The degree colors are appropriate to the category of the degree rather than to the scholar’s major subject. For example, the appropriate color for degrees in arts and letters (B.A., M.A., B.Lit.) is white; in commerce, sapphire; in dentistry, lilac; in education, light blue; in engineering, orange; in the fine arts, brown; in humanities, crimson; in law, purple; in library science, lemon; in medicine, green; in music, pink; in pharmacy, olive; in philosophy (Ph.D.), dark blue; in physical education, sage; in science, golden yellow; in theology, scarlet. These colors are used for the edgings of all hoods and may be used for the velvet facing and sleeve bars of doctors’ gowns and tassels on bachelors’ and masters’ caps.

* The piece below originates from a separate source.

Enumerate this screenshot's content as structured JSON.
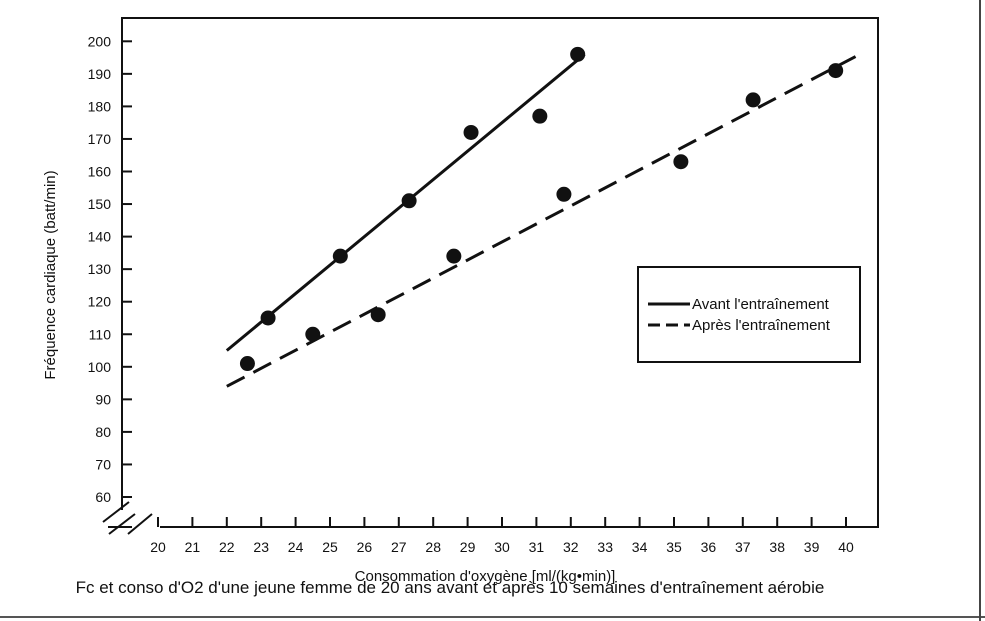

The institutional colors, with which hoods are lined, indicate the university or college granted the degree. Among the hoods worn by our faculty members are those for Alabama, crimson and white; Arkansas, red and white; Auburn, orange with two navy chevrons; Boston, scarlet with white chevron; Cambridge (England), scarlet; Chicago, maroon; Columbia, light blue with white chevron; Duke, royal blue with white chevron; Emory, navy blue with gold chevron; Harvard, crimson; Illinois, navy blue with two orange chevrons; Indiana, crimson with white chevrons; Iowa, old gold; Johns Hopkins, black with gold chevron; Kansas, navy blue with cardinal chevron; Kentucky, azure blue with white chevron; Louisiana State, purple with old gold, party-per-chevron; Michigan, maize with azure blue chevron; Mississippi State, maroon chevron on white; Missouri, old gold with two black chevrons; New York, violet; North Carolina, light blue with two white chevrons; Northwestern, purple with gold chevrons; Ohio State, scarlet with silver gray chevron; Oxford (England), light blue edged with white fur; Pennsylvania State, navy blue and white; Princeton, orange with black chevron; Purdue, black with two gold chevrons; Rice, silver above blue; Rochester, dandelion yellow; Rutgers, scarlet; Stanford, cardinal; Tennessee, white with orange chevrons; Texas, white above orange, party-per-chevron; Texas A&M, white chevron on maroon; Vanderbilt, black and gold; Virginia, navy blue with orange chevron; Wisconsin, bright red; Yale, royal Yale blue.
The colors of the University of Mississippi are a blue chevron on a field of red. They were introduced by Professor Alexander Lee Bondurant in 1893.